Aangezien de belangrijkste indeling binnen de pteridofyten overeenkomt met de "echte varens", zullen we enkele relevante soorten noemen:
Platycerium bifurcatum, Beter algemeen bekend als "elkhorn" varen of "herten hoorn" varen, het is een varen van Australische oorsprong die groeit op andere planten (meestal bomen) of op rotsen, op een epifytische manier..
Deze bekende varen behoort tot de Polypodiaceae-familie, die is ingedeeld in de Polypodiales-orde van de Polypodiopsida-klasse, van de Polypodiophyta-divisie..
Het staat bekend om zijn populariteit als sierplant, dus het vertegenwoordigt enige economische interesse in de tuinbouw.
Niet alle varens en andere pteridofyten zijn kleine plantjes, de Australische boomvaren, Cyathea cooperi, Het heeft een grote spanwijdte die het kenmerkt, aangezien het tot 15 meter hoog kan worden en stammen tot 30 cm in diameter in zijn natuurlijke omgeving.

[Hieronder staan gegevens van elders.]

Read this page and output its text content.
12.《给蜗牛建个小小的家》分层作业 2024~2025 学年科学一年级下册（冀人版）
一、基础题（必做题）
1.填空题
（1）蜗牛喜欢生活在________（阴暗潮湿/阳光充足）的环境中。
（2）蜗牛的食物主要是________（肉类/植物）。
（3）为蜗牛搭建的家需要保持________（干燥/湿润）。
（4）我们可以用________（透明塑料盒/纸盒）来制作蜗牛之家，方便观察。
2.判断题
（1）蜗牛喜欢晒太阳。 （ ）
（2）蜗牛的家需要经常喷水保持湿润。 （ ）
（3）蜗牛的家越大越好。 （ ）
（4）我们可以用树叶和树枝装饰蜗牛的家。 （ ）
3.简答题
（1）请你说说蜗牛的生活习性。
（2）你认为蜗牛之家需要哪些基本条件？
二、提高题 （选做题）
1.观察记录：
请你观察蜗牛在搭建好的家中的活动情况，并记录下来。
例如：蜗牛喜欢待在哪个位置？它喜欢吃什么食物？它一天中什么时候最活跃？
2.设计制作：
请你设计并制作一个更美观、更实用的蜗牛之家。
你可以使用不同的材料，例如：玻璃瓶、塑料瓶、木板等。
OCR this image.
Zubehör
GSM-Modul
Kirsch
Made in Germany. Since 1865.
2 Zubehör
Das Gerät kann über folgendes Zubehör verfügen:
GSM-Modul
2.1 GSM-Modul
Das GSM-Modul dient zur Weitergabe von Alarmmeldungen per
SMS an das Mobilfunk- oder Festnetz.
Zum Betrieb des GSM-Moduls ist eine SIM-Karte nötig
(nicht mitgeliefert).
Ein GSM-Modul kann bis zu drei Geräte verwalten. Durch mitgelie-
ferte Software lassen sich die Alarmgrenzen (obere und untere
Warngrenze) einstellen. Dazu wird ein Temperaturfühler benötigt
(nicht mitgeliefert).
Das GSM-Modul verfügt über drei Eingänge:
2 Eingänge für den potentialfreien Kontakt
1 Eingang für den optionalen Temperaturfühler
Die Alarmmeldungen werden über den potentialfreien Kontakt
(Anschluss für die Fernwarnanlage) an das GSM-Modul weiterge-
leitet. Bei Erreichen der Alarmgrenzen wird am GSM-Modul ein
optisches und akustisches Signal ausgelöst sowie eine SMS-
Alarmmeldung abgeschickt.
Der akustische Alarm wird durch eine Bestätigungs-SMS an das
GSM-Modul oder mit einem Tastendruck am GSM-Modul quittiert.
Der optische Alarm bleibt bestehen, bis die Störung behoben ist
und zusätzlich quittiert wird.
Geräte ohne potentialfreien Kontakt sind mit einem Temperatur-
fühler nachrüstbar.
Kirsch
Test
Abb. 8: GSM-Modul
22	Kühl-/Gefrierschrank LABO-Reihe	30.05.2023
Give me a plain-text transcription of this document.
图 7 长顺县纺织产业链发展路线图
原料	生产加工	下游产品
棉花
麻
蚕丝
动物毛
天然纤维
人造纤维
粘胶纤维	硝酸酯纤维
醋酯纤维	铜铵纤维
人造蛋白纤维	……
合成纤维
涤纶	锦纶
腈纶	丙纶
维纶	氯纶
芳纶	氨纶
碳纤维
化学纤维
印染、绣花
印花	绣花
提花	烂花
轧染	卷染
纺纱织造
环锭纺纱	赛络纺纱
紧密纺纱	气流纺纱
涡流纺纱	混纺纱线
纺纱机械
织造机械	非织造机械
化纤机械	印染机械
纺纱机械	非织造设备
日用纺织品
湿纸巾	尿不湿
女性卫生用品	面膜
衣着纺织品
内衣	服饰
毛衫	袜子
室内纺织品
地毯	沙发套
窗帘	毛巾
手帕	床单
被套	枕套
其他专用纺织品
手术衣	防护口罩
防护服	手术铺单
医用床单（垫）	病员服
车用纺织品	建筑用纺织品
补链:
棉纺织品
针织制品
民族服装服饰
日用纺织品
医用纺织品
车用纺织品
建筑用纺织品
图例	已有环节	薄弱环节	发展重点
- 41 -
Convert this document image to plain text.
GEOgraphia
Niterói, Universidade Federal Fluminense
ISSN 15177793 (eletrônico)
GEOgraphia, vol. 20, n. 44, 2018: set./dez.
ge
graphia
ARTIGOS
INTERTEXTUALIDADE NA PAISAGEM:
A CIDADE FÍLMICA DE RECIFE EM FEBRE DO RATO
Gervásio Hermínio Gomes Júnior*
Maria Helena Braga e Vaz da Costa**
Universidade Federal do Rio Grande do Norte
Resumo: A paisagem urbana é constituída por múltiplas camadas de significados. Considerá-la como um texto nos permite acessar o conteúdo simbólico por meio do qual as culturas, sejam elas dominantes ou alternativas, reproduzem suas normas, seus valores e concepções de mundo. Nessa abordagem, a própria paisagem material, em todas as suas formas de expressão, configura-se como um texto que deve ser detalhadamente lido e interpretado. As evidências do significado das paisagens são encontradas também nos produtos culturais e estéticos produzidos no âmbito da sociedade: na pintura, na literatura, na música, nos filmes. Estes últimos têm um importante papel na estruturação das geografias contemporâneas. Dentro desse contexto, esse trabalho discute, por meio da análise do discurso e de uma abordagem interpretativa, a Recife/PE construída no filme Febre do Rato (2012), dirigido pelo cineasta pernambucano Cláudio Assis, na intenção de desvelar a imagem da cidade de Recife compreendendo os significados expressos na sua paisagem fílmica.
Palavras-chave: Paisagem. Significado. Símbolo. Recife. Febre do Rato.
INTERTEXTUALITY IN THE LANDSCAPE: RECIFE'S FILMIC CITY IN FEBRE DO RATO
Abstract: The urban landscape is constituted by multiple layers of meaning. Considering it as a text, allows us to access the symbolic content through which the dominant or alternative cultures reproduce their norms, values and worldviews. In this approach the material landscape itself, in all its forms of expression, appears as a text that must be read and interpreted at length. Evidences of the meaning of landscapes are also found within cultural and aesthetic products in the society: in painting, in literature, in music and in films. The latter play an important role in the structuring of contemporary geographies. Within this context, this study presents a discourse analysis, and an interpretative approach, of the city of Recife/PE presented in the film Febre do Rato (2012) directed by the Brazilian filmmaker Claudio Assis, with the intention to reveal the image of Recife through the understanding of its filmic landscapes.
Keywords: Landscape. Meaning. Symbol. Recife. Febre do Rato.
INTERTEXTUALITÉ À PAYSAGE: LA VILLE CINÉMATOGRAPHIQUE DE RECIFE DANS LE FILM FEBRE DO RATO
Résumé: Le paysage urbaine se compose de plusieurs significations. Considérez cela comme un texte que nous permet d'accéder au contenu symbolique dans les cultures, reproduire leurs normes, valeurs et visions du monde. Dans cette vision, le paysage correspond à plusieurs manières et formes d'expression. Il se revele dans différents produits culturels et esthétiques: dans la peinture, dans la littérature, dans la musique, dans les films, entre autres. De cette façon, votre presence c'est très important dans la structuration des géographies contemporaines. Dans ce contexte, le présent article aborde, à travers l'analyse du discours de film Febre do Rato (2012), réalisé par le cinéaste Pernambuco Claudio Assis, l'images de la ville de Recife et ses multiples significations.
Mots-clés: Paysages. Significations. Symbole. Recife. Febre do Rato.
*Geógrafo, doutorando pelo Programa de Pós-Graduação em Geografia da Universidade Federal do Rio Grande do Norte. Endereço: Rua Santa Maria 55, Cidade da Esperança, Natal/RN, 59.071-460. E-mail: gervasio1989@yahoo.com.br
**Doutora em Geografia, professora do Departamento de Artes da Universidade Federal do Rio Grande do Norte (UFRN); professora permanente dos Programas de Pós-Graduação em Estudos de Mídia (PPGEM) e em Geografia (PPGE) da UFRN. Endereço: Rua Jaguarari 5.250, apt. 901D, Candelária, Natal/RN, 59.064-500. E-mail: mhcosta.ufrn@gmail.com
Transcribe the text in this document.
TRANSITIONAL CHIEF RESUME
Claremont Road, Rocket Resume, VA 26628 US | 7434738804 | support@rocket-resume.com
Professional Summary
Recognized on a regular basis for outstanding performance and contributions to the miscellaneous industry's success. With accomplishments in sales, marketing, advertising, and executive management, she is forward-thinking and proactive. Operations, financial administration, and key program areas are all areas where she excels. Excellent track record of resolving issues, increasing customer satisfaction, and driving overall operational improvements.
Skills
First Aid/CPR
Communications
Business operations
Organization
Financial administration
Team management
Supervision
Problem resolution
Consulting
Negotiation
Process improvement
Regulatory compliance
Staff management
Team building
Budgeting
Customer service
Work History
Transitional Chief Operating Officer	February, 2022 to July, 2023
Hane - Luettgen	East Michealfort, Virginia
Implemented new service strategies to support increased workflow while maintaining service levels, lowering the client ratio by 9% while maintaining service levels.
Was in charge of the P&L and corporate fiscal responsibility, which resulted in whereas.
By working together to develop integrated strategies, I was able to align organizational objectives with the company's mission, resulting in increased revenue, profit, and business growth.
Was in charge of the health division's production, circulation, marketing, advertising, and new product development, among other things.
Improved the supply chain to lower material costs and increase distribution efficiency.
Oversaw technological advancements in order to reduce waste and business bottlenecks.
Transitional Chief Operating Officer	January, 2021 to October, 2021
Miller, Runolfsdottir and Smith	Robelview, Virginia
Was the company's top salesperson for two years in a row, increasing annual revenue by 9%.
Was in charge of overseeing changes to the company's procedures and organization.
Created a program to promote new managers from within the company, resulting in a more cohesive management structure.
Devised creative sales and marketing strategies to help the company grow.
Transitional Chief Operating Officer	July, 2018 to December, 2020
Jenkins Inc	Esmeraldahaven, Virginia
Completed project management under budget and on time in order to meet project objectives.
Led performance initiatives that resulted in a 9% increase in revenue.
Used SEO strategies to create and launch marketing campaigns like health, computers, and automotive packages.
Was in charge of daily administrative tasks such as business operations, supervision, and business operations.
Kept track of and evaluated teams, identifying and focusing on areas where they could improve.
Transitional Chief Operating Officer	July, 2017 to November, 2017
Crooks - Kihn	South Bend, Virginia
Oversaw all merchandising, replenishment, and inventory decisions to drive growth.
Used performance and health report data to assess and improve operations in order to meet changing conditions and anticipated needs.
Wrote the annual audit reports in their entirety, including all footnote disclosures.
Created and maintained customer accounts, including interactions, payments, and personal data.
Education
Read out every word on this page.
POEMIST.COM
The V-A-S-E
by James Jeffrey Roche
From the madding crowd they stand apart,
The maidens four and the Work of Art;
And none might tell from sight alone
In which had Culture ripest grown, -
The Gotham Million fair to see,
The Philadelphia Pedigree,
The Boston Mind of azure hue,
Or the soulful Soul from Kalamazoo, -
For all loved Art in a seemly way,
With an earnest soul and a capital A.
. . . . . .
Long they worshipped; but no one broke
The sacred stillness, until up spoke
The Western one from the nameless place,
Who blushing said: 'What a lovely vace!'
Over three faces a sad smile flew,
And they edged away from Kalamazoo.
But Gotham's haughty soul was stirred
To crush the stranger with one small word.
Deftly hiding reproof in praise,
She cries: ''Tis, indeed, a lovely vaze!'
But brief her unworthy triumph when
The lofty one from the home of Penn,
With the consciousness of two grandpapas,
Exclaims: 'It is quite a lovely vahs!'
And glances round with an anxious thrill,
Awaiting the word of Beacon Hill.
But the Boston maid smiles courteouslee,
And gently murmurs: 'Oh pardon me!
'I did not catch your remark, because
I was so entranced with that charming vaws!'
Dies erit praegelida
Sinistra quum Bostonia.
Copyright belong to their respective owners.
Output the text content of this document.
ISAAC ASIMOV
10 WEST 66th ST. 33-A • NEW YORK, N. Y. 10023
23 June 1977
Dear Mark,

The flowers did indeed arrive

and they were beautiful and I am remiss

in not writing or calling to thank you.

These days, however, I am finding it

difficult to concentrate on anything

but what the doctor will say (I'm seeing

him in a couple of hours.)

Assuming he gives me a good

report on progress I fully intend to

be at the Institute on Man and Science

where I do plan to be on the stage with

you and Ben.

Ondanks wat de naam doet vermoeden, wordt deze varen over de hele wereld ook op grote schaal gekweekt voor tuindecoratie, omdat hij gemakkelijk te kweken is en vrij goed bestand is tegen lage temperaturen en weersinvloeden..
Van Aziatische oorsprong is de rode varen, ook wel bekend als de zonsondergangvaren, een bekende varen van de soort Dryopteris lepidopoda. Zijn populariteit heeft ook te maken met het brede gebruik als sierplant, aangezien de tonaliteit van de bladeren meestal erg aantrekkelijk is in de wereld van landschapsarchitectuur..
Niemand heeft nog op dit artikel gereageerd.